Так сидели они перед домом Илии Грегорича и толковали о своих бедах и надеждах, как вдруг на дороге у изгороди показались две весьма несходные фигуры: девушка лет четырнадцати вела слепого старика с палкой. Она шагала босыми ногами быстро и свободно. Румяная, как спелая вишня, легкая, как птица, девушка подставляла весеннему ветру свое полное продолговатое лицо, на котором отражались и смелость и быстрый ум; ее черные торящие глаза весело смотрели на распустившиеся цветы, две темные косы падали на белую рубашку, вышитую красной шерстью. Так же была вышита и белая юбка, которая, под красным поясом, облегала ее стройный стан. В свежих губах у нее был белый цветок боярышника, а на груди, между красных кораллов, блестело зеркальце. Она шла быстро, словно летела на крыльях, ее девичья грудь вздымалась, глаза блестели; если б не цветок во рту, она заливалась бы, как жаворонок. За девушкой, опираясь на палку, ковылял старик, сморщенный и сухой. Загорелое худощавое лицо его с остатками белой бороды было полно того спокойствия, которое все стерпит, всякое страдание перестрадает и но станет вдаваться в вопросы – есть ли разница между счастьем и несчастьем. Широкая ветхая шляпа сползла старику на шею, на спине, помимо бремени лет, он пес мешок, а у бедра болталась пестрая сумка. Он бил беден, но опрятен. Прежде чем эти двое успели пройти мимо дома Грегорича, Ката громко крикнула с крыльца:
– Эй, Яна! Куда это вы с отцом несетесь?
– Да вот, кума Ката, идем домой из села, – ответила девушка, вертя губами цветок, и остановилась; старичок тоже что-то пробормотал.

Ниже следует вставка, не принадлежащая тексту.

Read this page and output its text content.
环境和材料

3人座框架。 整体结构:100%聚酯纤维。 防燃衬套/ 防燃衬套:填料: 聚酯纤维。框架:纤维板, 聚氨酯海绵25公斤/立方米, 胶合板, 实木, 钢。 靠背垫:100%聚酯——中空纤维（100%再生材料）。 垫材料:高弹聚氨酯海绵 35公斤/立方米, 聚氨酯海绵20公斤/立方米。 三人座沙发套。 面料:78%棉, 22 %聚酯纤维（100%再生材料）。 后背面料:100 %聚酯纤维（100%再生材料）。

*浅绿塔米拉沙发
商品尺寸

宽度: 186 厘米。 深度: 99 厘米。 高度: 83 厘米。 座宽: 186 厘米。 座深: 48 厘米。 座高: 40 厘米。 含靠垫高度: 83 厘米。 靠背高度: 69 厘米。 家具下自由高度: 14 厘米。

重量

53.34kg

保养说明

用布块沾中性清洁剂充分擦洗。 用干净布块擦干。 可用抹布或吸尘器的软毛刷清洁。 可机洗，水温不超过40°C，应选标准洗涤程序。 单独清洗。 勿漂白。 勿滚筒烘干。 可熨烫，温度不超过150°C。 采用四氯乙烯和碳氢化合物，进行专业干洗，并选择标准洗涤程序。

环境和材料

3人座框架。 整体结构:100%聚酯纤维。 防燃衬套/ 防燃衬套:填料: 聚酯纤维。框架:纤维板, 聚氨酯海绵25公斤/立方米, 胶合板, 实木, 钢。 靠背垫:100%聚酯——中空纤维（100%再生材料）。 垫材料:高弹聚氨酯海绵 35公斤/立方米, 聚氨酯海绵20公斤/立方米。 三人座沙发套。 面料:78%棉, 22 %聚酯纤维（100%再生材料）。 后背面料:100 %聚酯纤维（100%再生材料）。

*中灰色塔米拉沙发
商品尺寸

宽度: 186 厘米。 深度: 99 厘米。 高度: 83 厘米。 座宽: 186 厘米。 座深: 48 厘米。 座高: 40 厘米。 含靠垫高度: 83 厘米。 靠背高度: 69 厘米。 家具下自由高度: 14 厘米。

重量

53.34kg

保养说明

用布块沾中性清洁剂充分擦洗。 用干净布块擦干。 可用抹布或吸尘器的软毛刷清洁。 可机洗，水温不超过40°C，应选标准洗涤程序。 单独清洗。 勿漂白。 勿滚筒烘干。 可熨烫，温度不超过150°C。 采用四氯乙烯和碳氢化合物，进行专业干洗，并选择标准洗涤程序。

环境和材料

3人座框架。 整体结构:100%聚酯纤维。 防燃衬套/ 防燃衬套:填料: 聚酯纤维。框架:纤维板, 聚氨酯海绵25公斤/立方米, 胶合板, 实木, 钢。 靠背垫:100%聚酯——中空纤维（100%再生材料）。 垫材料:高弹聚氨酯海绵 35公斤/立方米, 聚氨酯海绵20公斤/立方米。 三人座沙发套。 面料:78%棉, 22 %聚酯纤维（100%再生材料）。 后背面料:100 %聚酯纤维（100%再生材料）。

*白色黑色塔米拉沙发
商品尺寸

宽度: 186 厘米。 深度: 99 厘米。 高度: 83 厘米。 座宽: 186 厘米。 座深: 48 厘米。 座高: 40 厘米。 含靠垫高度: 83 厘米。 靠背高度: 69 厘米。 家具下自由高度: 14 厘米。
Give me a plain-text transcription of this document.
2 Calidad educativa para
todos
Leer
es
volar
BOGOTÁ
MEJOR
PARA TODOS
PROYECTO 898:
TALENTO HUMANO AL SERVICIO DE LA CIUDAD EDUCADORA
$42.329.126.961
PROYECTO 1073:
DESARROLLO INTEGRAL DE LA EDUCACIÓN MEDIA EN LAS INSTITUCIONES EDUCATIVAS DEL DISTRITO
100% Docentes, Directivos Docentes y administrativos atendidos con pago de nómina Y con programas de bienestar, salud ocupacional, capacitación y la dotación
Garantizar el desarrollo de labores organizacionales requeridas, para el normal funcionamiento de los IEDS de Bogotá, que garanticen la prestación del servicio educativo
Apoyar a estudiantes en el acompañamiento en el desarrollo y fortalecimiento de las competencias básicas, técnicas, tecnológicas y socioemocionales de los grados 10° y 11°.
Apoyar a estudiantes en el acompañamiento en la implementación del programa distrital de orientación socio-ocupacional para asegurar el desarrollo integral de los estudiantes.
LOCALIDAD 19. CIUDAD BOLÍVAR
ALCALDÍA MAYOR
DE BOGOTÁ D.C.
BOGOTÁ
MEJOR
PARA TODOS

– Да что у вас дома, беда, что ли, какая стряслась? – продолжала Ката. – Зайдите-ка на минутку к нам: я знаю, что Юрко не повредит глоток вина.
Старик, улыбаясь, закивал головой и опять что то пробормотал.
– Зайти, что ли, отец? – спросила его Яна. повернув к нему голову.
– Что ж, во славу божию, раз сегодня воскресенье, а кума Ката такая добрая душа.
Отец и дочь вошли во двор.
– Слава богу и матери божьей, – приветствовала девушка гостей, а старик пробормотал за ной:
– Слава богу!
– Аминь, – ответил Илия. – Садись, Юрко, садись! Пей на здоровье.
Старик, повернув голову в сторону говорившего, поднял кверху лицо, как бы желая разглядеть хозяина, и, улыбнувшись, добродушно прошептал:
– Бог вознаградит тебя, Илия!
Дочка между тем сняла у него со спины мешок, с головы шляпу и посадила его на скамью; судья подал ему кружку. Юрко отхлебнул два раза, причмокнул и, вернув судье кружку, вытер усы рукавом.
Яна взбежала по ступенькам к куме Кате и облокотилась рядом с ней о крыльцо, не обращая внимания на то, что франт Андро пожирал ее глазами.
– Ну, как, Юрко? – спросил Илия. – Я ведь тебя с пасхи не видел.
– Как? – Старик улыбнулся. – Как траве не жить без росы, так и человеку без глаз. Никто тебя не связывает, а ты словно в темнице; перед тобой дорога ведет на край света, а ты не можешь ступить шагу дальше своего носа. Беда, дорогие мои, беда, когда не видишь ни солнца, ни месяца, ни белого дня! Давно меня не видел, да, да! Не выхожу. Да и зачем? Когда знаешь, что ни к чему людям жаловаться. Но я благодарен богу за то, что подле меня Яна. В прошлом месяце исполнилось десять лет, как я ослеп после черной оспы. Еще покойница была жива, а Яна гонялась по двору за цыплятами. То-то было счастье! Видел я тогда и солнышко, и зеленую травку, и живые человеческие лица, и господа на престоле. А теперь – ничего, так-таки ничего. Жена померла – не видел даже ее могилы, только иногда Яна водит меня на кладбище, и тогда я ощупываю крест. Да, Яна – это добрая душа, кум Илия. Ее глазами гляжу, ее руками кормлюсь, по ее следам хожу, да благословит ее бог! Не будь ее, я бы умер или, не дай господи, сошел бы с ума.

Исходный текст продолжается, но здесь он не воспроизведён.